Russell freely admitted to investigators his neo-Nazi beliefs and professed to being a member of a group called the Atomwaffen -- German for atomic weapon. Neo-Nazis posting on the “Iron March” online forum praise Russell, who they call “Odin,” mourn the loss of Himmelman and Oneschuk and blast Arthurs as a traitor for converting to Islam and committing the murders.
Police found a significant amount of white supremacist propaganda in Russell’s apartment, as well as a framed photograph in his bedroom of Timothy McVeigh, the man convicted of bombing the Alfred P. Murrah Federal Building in Oklahoma City, killing 168 people, in 1995.
Inside a cooler located in the garage directly underneath the apartment, investigators found a white cake-like substance that tested positive as HMTD, which can be used to make bombs. Also in the cooler were 5.56-caliber bullet casings with fuses that the FBI states could be used to detonate the HMTD.
Russell told police and FBI agents the HMTD, shells and fuses were his, but that they were for a rocket project he worked on several years earlier for a college engineering club. He was allowed to leave and told agents he was going to visit his father in West Palm Beach, but instead went to Bradenton to pick up his friend.
Russell’s friend, who was not arrested and is not named in court documents, told police and FBI agents he is also a neo-Nazi and originally met Russell online on “Iron March,” “where individuals discuss fascism, Nazism, and ‘current trends’ in hate for the government,” according to court documents. It is from Iron March where Atomwaffen was born, authorities believe.
The friend described Atomwaffen as a “more exclusive group than Iron March, with approximately 30 members from across the United States.” The friend told FBI agents Russell screened Iron March members who wanted to join Atomwaffen, “because they did not want people to join who were not committed to their beliefs or who were ‘complete idiots,’ ” according to court documents.

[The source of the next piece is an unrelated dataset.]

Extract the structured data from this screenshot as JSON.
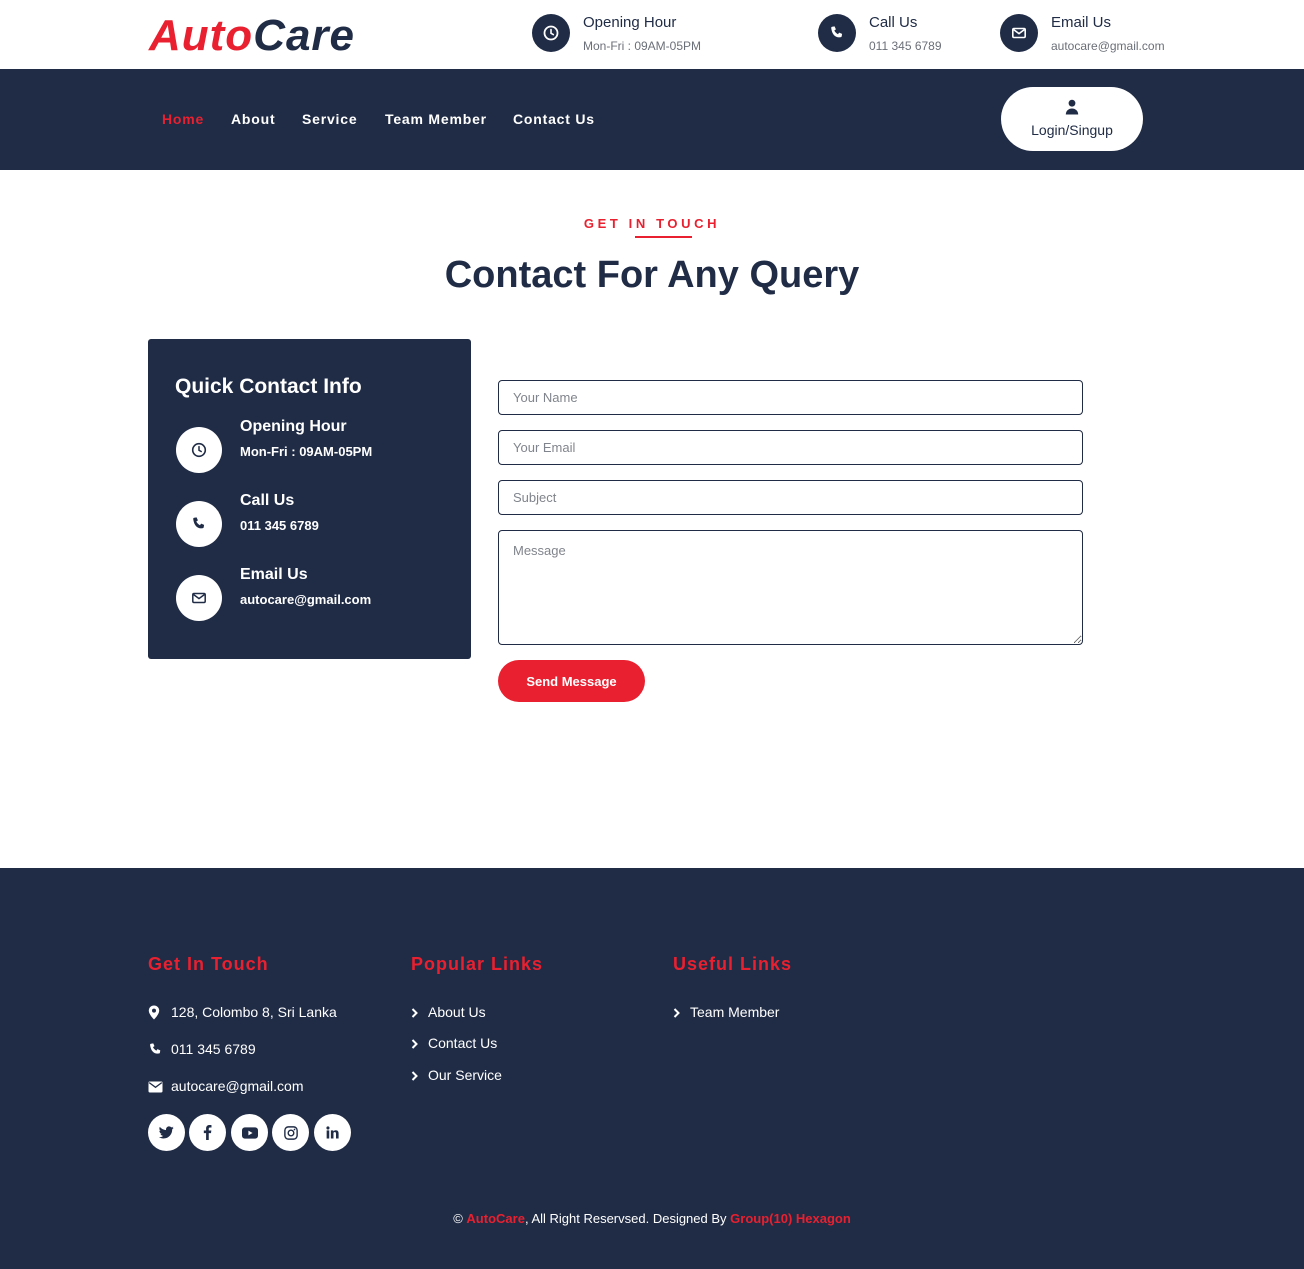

Russell’s friend said he also knew Arthurs, Himmelman and Oneschuk and planned to move in with them. He told investigators Russell came to his house May 20 and told him about the murders, and said he wanted to “get away and clear his head.” The friend quit his job, packed some things, gathered $3,000 and hit the road with Russell.
Despite the weaponry, ammunition, fatigues and skull mask found in Russell’s vehicle, his friend told FBI agents they did not plan to harm anyone, and the guns were for self defense.